The Washington Post has already declared the Best Books of 2014, with five weeks left to go. As usual, a pile of liberal favorites, like Capital by French socialist Thomas Piketty were on the list. There was one surprising result: the Post's Top 50 Nonfiction Books has three Obama-cabinet memoirs on the list, including the doorstop by presidential candidate Hillary Clinton:
DUTY By Robert Gates
Gates sorts through the anger, frustration, sadness and guilt he held inside during his tenure. He slams Congress for gridlock and Obama for adopting an Afghanistan strategy the president himself expected to fail. — Greg Jaffe
HARD CHOICES by Hillary Clinton
Clinton gives a clear and at times riveting account of her years as secretary of state. But the memoir includes very few agreements signed or policies brought to fruition. — David Ignatius
WORTHY FIGHTS by Leon Panetta
Panetta’s personality as a scrappy, profane, devout, Italian-American mensch comes through in this memoir of his years as CIA director and defense secretary. — D. I.
Other liberal books included one on The Birth of the Pill, Forcing the Spring about the big push for "gay marriage," Rick Perlstein's sleazy book on Reagan, and John Dean's latest book on Nixon and Watergate, a perpetual Post staple.
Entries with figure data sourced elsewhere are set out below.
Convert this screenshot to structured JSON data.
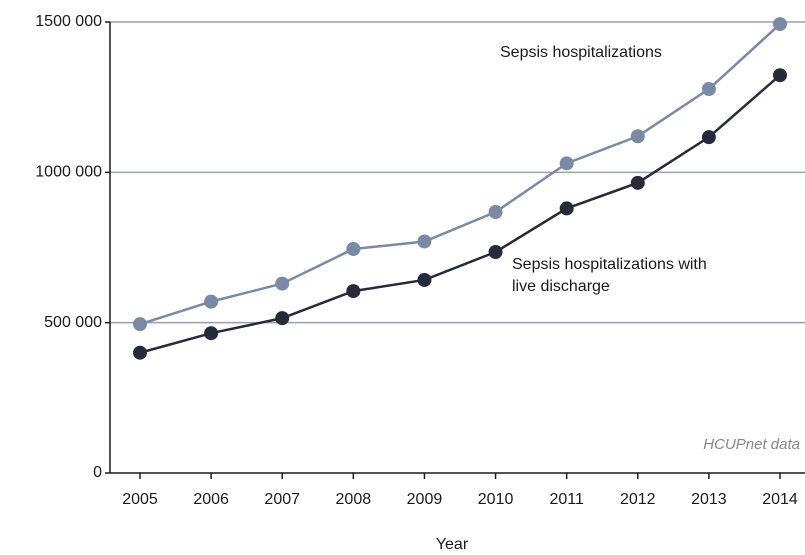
{
  "chart_data": {
    "type": "line",
    "x_label": "Year",
    "source": "HCUPnet data",
    "categories": [
      "2005",
      "2006",
      "2007",
      "2008",
      "2009",
      "2010",
      "2011",
      "2012",
      "2013",
      "2014"
    ],
    "series": [
      {
        "name": "Sepsis hospitalizations",
        "color": "#7b8aa4",
        "values": [
          495000,
          570000,
          630000,
          745000,
          770000,
          868000,
          1030000,
          1120000,
          1277000,
          1493000
        ]
      },
      {
        "name": "Sepsis hospitalizations with live discharge",
        "color": "#272b39",
        "values": [
          400000,
          465000,
          515000,
          605000,
          642000,
          735000,
          880000,
          965000,
          1117000,
          1323000
        ]
      }
    ],
    "ylim": [
      0,
      1500000
    ],
    "yticks": [
      0,
      {
        "value": 500000,
        "label": "500 000"
      },
      {
        "value": 1000000,
        "label": "1000 000"
      },
      {
        "value": 1500000,
        "label": "1500 000"
      }
    ],
    "grid": true
  }
}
The un-surprising result is the Post honoring its own employees by handing out "Best Book" honors like a bonus in their compensation package:
[Steven] Levingston — The Post’s nonfiction book editor— explores an 1889 murder in which a young female accomplice claimed she was hypnotized into committing the crime, sparking a Paris sensation and an impassioned debate over the power of suggestion.
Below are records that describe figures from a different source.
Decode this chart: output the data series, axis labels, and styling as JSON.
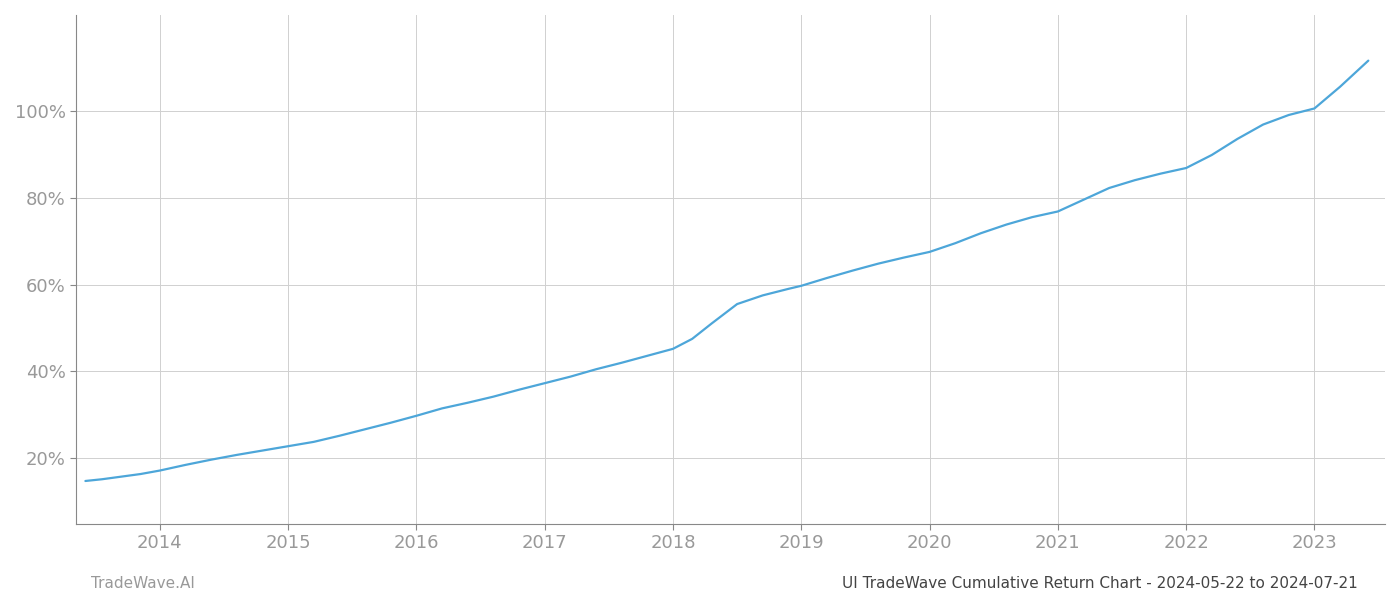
{
  "x_years": [
    2013.42,
    2013.55,
    2013.7,
    2013.85,
    2014.0,
    2014.2,
    2014.4,
    2014.6,
    2014.8,
    2015.0,
    2015.2,
    2015.4,
    2015.6,
    2015.8,
    2016.0,
    2016.2,
    2016.4,
    2016.6,
    2016.8,
    2017.0,
    2017.2,
    2017.4,
    2017.6,
    2017.8,
    2018.0,
    2018.15,
    2018.3,
    2018.5,
    2018.7,
    2018.9,
    2019.0,
    2019.2,
    2019.4,
    2019.6,
    2019.8,
    2020.0,
    2020.2,
    2020.4,
    2020.6,
    2020.8,
    2021.0,
    2021.2,
    2021.4,
    2021.6,
    2021.8,
    2022.0,
    2022.2,
    2022.4,
    2022.6,
    2022.8,
    2023.0,
    2023.2,
    2023.42
  ],
  "y_values": [
    0.148,
    0.152,
    0.158,
    0.164,
    0.172,
    0.185,
    0.197,
    0.208,
    0.218,
    0.228,
    0.238,
    0.252,
    0.267,
    0.282,
    0.298,
    0.315,
    0.328,
    0.342,
    0.358,
    0.373,
    0.388,
    0.405,
    0.42,
    0.436,
    0.452,
    0.475,
    0.51,
    0.555,
    0.575,
    0.59,
    0.597,
    0.615,
    0.632,
    0.648,
    0.662,
    0.675,
    0.695,
    0.718,
    0.738,
    0.755,
    0.768,
    0.795,
    0.822,
    0.84,
    0.855,
    0.868,
    0.898,
    0.935,
    0.968,
    0.99,
    1.005,
    1.055,
    1.115
  ],
  "line_color": "#4da6d9",
  "line_width": 1.6,
  "background_color": "#ffffff",
  "grid_color": "#d0d0d0",
  "tick_color": "#999999",
  "x_ticks": [
    2014,
    2015,
    2016,
    2017,
    2018,
    2019,
    2020,
    2021,
    2022,
    2023
  ],
  "y_ticks": [
    0.2,
    0.4,
    0.6,
    0.8,
    1.0
  ],
  "y_tick_labels": [
    "20%",
    "40%",
    "60%",
    "80%",
    "100%"
  ],
  "xlim": [
    2013.35,
    2023.55
  ],
  "ylim": [
    0.05,
    1.22
  ],
  "footer_left": "TradeWave.AI",
  "footer_right": "UI TradeWave Cumulative Return Chart - 2024-05-22 to 2024-07-21",
  "footer_fontsize": 11,
  "tick_fontsize": 13,
  "spine_color": "#888888"
}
...[Brigid] Schulte, a Washington Post reporter, uses her own harried-working-mom life as the jumping-off point for her book on the plague of business that afflicts us and what we can do about it.
...By day, Ruben Castaneda was an ambitious young reporter for The Washington Post. By night, he made the round of drug slingers on S Street, buying crack and sinking deeper into addiction. Castaneda — who eventually devoted himself to recovery with the same energy he’d brought to chasing highs — tells a gritty and utterly convincing street-level portrait of the 1990s.
...[Peter] Finn, The Post’s national security editor, and Couvée have created an intellectual thriller out of the release and reception of Pasternak’s Dr. Zhivago.